Personality disorders are patterns of thought and behaviour that are inflexible and long lasting which are of such rigidity that they cause serious problems for the individual involved, in their social relationships and in their workplace. They are usually seen to be deviant from the cultural norm and to be diagnosed as a personality disorder, must have begun in adolescence or early adulthood. Any person under the age of 18 who otherwise fits the criteria for personality disorder cannot be labeled as such.

DSM classification

The Diagnostic and Statistic Manual of Mental Disorders published by the American Psychiatric Association (APA) has listed ten disorders in three categories -

  • Cluster A includes those disorders which are odd or eccentric and includes the Paranoid, Schizoid and Schizotypal personality disorders.
  • Cluster B includes the dramatic, emotional or erratic disorders which are the Antisocial, Borderline, Histrionic and Narcissistic personality disorders.
  • Cluster C disorders are those that are anxious or fearful which are the Avoidant, Dependent, and Obsessive-Compulsive personality disorders.

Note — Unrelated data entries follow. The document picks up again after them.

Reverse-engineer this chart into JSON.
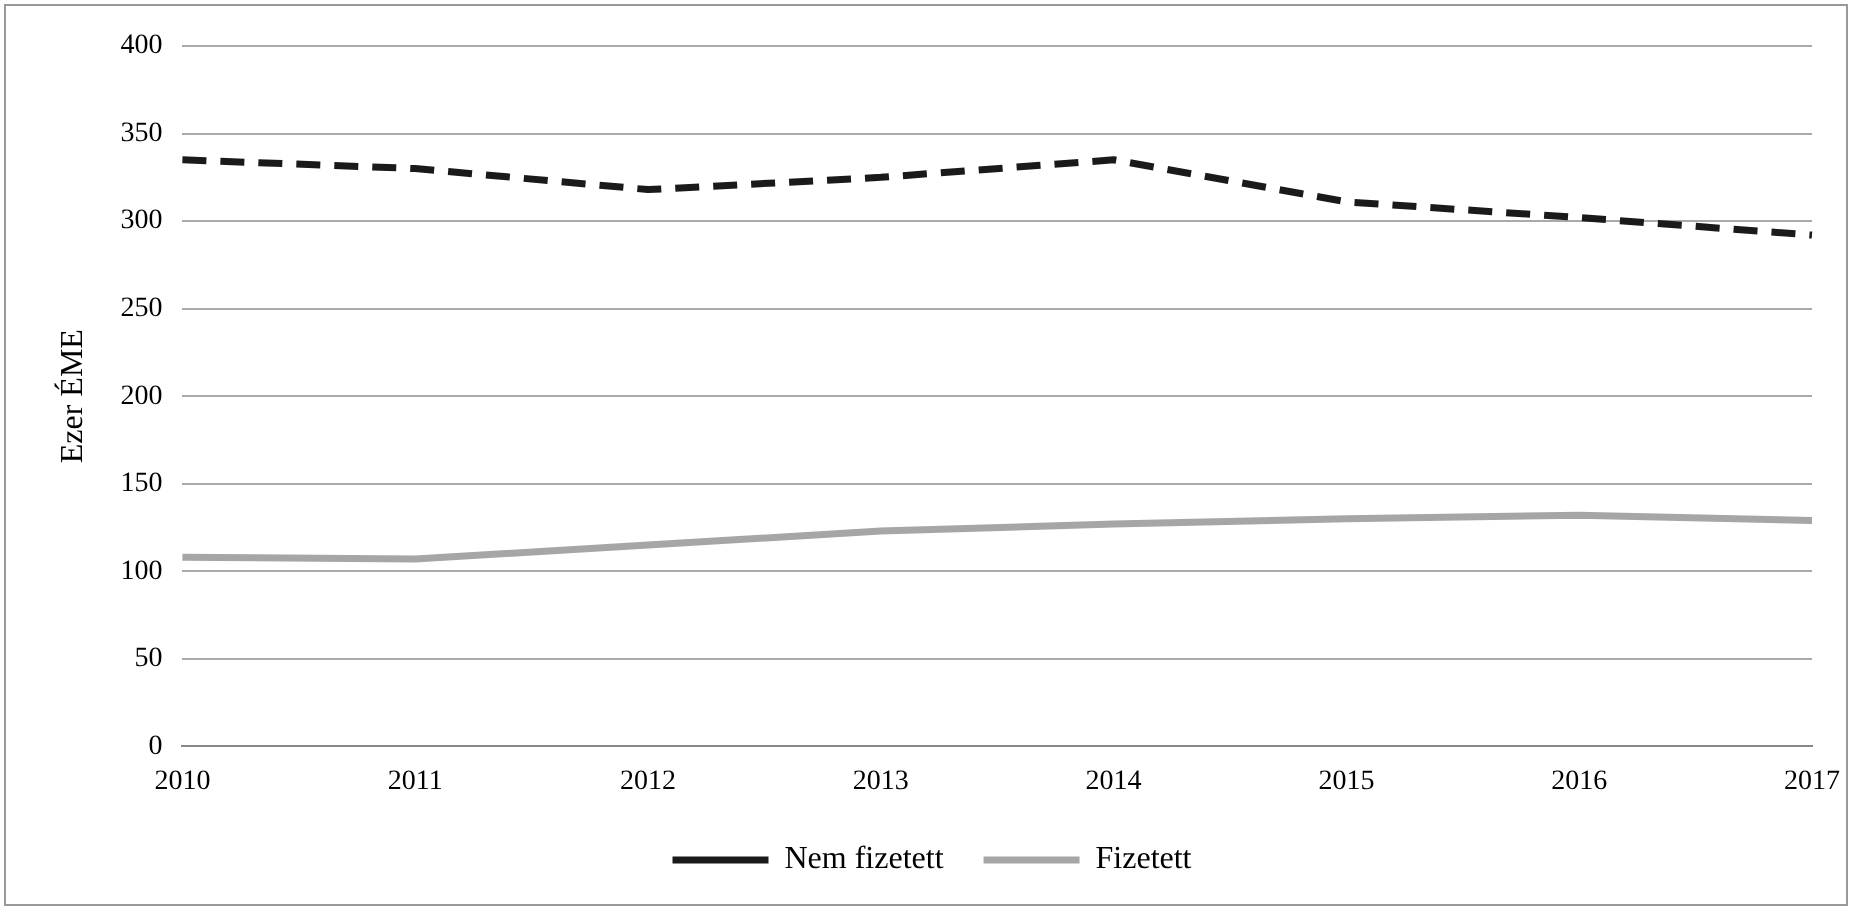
{
  "chart_data": {
    "type": "line",
    "ylabel": "Ezer ÉME",
    "categories": [
      "2010",
      "2011",
      "2012",
      "2013",
      "2014",
      "2015",
      "2016",
      "2017"
    ],
    "series": [
      {
        "name": "Nem fizetett",
        "color": "#1a1a1a",
        "line_style": "dashed",
        "values": [
          335,
          330,
          318,
          325,
          335,
          311,
          302,
          292
        ]
      },
      {
        "name": "Fizetett",
        "color": "#a6a6a6",
        "line_style": "solid",
        "values": [
          108,
          107,
          115,
          123,
          127,
          130,
          132,
          129
        ]
      }
    ],
    "ylim": [
      0,
      400
    ],
    "yticks": [
      0,
      50,
      100,
      150,
      200,
      250,
      300,
      350,
      400
    ],
    "grid": "y",
    "legend": "bottom",
    "marker": "none"
  }
}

There are others that do not fit into the three clusters and so are put into the Personality Disorder NOS category, the NOS standing for Not Otherwise Specified.


A number of specifications should be met before satisfying the APA that the diagnosis of personality disorder is an appropriate one. The disorder must be an enduring one that is doesn't change nor adapt. It must be obvious across a wide range of situations and lead to significant distress in social, personal or work areas. Other mental disorders need to ruled out as possible causes of the behaviour as does the possibility of substance abuse or a general medical condition.

Finally, the DSM stipulates that the behaviour or thought pattern be manifested in two or more areas of cognition, affectivity, interpersonal functioning and impulse control.